1– depuis son retour au pays il y a quatre semaines, BDA a insufflé un espoir nouveau à tous les pôles de l’opposition mauritanienne, en instiguant des rapprochements, des rencontres et échanges, mais aussi en lançant une dynamique de concertation et d’unité qui vise l’éclosion, le raffermissement et la consacration d’un large front englobant classe politique et société civile, visant l’exigence pacifique et démocratique, d’une alternance constitutionnelle et paisible en Mauritanie en 2019. Aussi, la présence de Biram Dah Abeid sur le territoire national, revigore la dynamique des jeunes dans leur contestation pacifique de l’arbitraire à travers marches et sit-in et en guise d’exemples, nous pouvons citer les deux marches des jeunes et femmes qu’IRA – Mauritanie a organisé les 2 et 15 janvier 2018

2– Le pouvoir de Mohamed ould Abdelaziz, est désarmé face à la nouvelle donne qui le met face à une opposition dépassant ses particularités ethniques, sociale ou idéologique pour des objectifs prioritaires, une union autour des principes d’État de droit et de cohabitation, le respect des règles du jeu électoral et des lois constitutionnelles dans le but d’élections libres et transparentes et d’alternance apaisée en 2018-2019.
Le rôle éminent de Biram Dah Abeid dans cette dynamique de changement national, ne sied pas à ould Abdelaziz ce qui l’entraine dans une logique irresponsable de recherche d’une situation de crise capable de justifier sa soustraction à la compétition démocratique et aux respects des textes et délais constitutionnels.

3– IRA – Mauritanie maintient son agenda de dénonciation par le droit, les gestes et la parole pacifique, de la politique dictatoriale, gabegiste, raciste et esclavagiste du régime de ould Abdelaziz.

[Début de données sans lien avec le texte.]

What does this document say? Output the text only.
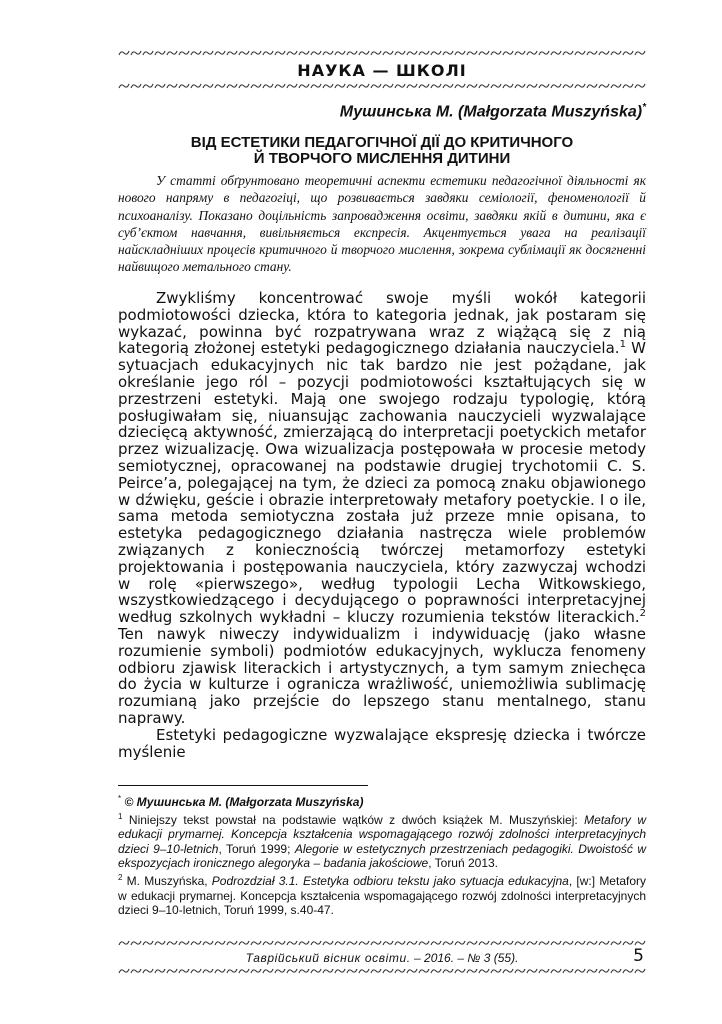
НАУКА — ШКОЛІ
Мушинська М. (Małgorzata Muszyńska)*
ВІД ЕСТЕТИКИ ПЕДАГОГІЧНОЇ ДІЇ ДО КРИТИЧНОГО
Й ТВОРЧОГО МИСЛЕННЯ ДИТИНИ
У статті обґрунтовано теоретичні аспекти естетики педагогічної діяльності як нового напряму в педагогіці, що розвивається завдяки семіології, феноменології й психоаналізу. Показано доцільність запровадження освіти, завдяки якій в дитини, яка є суб’єктом навчання, вивільняється експресія. Акцентується увага на реалізації найскладніших процесів критичного й творчого мислення, зокрема сублімації як досягненні найвищого метального стану.

Zwykliśmy koncentrować swoje myśli wokół kategorii podmiotowości dziecka, która to kategoria jednak, jak postaram się wykazać, powinna być rozpatrywana wraz z wiążącą się z nią kategorią złożonej estetyki pedagogicznego działania nauczyciela.$^1$ W sytuacjach edukacyjnych nic tak bardzo nie jest pożądane, jak określanie jego ról – pozycji podmiotowości kształtujących się w przestrzeni estetyki. Mają one swojego rodzaju typologię, którą posługiwałam się, niuansując zachowania nauczycieli wyzwalające dziecięcą aktywność, zmierzającą do interpretacji poetyckich metafor przez wizualizację. Owa wizualizacja postępowała w procesie metody semiotycznej, opracowanej na podstawie drugiej trychotomii C. S. Peirce’a, polegającej na tym, że dzieci za pomocą znaku objawionego w dźwięku, geście i obrazie interpretowały metafory poetyckie. I o ile, sama metoda semiotyczna została już przeze mnie opisana, to estetyka pedagogicznego działania nastręcza wiele problemów związanych z koniecznością twórczej metamorfozy estetyki projektowania i postępowania nauczyciela, który zazwyczaj wchodzi w rolę «pierwszego», według typologii Lecha Witkowskiego, wszystkowiedzącego i decydującego o poprawności interpretacyjnej według szkolnych wykładni – kluczy rozumienia tekstów literackich.$^2$ Ten nawyk niweczy indywidualizm i indywiduację (jako własne rozumienie symboli) podmiotów edukacyjnych, wyklucza fenomeny odbioru zjawisk literackich i artystycznych, a tym samym zniechęca do życia w kulturze i ogranicza wrażliwość, uniemożliwia sublimację rozumianą jako przejście do lepszego stanu mentalnego, stanu naprawy.

Estetyki pedagogiczne wyzwalające ekspresję dziecka i twórcze myślenie

* © Мушинська М. (Małgorzata Muszyńska)

$^1$ Niniejszy tekst powstał na podstawie wątków z dwóch książek M. Muszyńskiej: Metafory w edukacji prymarnej. Koncepcja kształcenia wspomagającego rozwój zdolności interpretacyjnych dzieci 9–10-letnich, Toruń 1999; Alegorie w estetycznych przestrzeniach pedagogiki. Dwoistość w ekspozycjach ironicznego alegoryka – badania jakościowe, Toruń 2013.

$^2$ M. Muszyńska, Podrozdział 3.1. Estetyka odbioru tekstu jako sytuacja edukacyjna, [w:] Metafory w edukacji prymarnej. Koncepcja kształcenia wspomagającego rozwój zdolności interpretacyjnych dzieci 9–10-letnich, Toruń 1999, s.40-47.

Таврійський вісник освіти. – 2016. – № 3 (55).	5
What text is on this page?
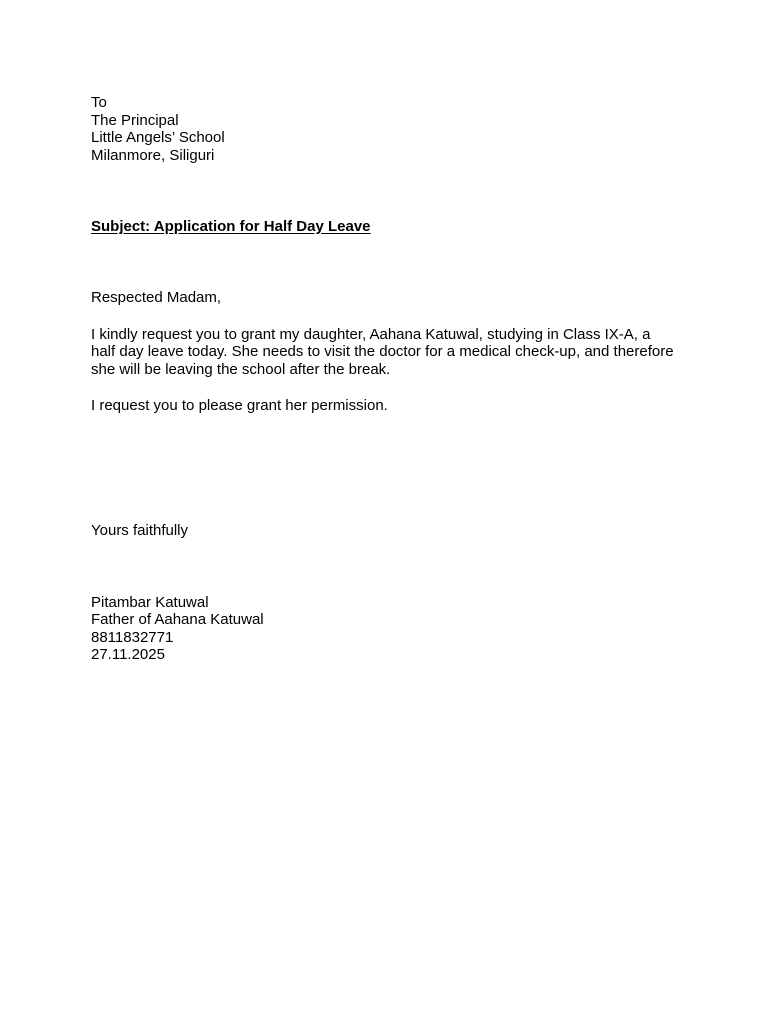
To
The Principal
Little Angels’ School
Milanmore, Siliguri
Subject: Application for Half Day Leave
Respected Madam,
I kindly request you to grant my daughter, Aahana Katuwal, studying in Class IX-A, a
half day leave today. She needs to visit the doctor for a medical check-up, and therefore
she will be leaving the school after the break.
I request you to please grant her permission.
Yours faithfully
Pitambar Katuwal
Father of Aahana Katuwal
8811832771
27.11.2025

4– Refuse de céder à la manœuvre ignoble et exécrable du régime qui vise à inonder un quartier déshérité par une armée d’occupation à l’image de la police sous le régime d’Aziz; des enfants, des personnes âgées, des malades qui vont le plus en souffrir et peut-être perdre leurs vies.

5– IRA organisera, comme par le passé, ses marches et sit-in dans les places publiques et grands artères du centre ville, et sans aucun préjudice pour les personnes ou les biens publics ou privés.

6- IRA a déplacé le lieu de la séance de validation des travaux et résolutions de son 3eme congrès et transmettra à l’opinion publique nationale et internationale ainsi qu’aux médias les résolutions et les constitutions des nouvelles structures.

IRA remercie vivement les associations, partis politiques et médias pour avoir participé à la séance d’ouverture, remercie encore autant ceux des dirigeants de l’opposition politique et civile qui se sont déplacés au domicile du président en guise de solidarité suite à cette nouvelle violation de droit que constitue le suprême arbitraire de menacer de mettre tout un quartier déshérité à feu et à sang parce que des citoyens incorruptibles, militants d’une cause juste, sont tranquillement assis pour contribuer de manière pacifique, à l’édification de la justice, de la paix et du bien-être de leur peuple.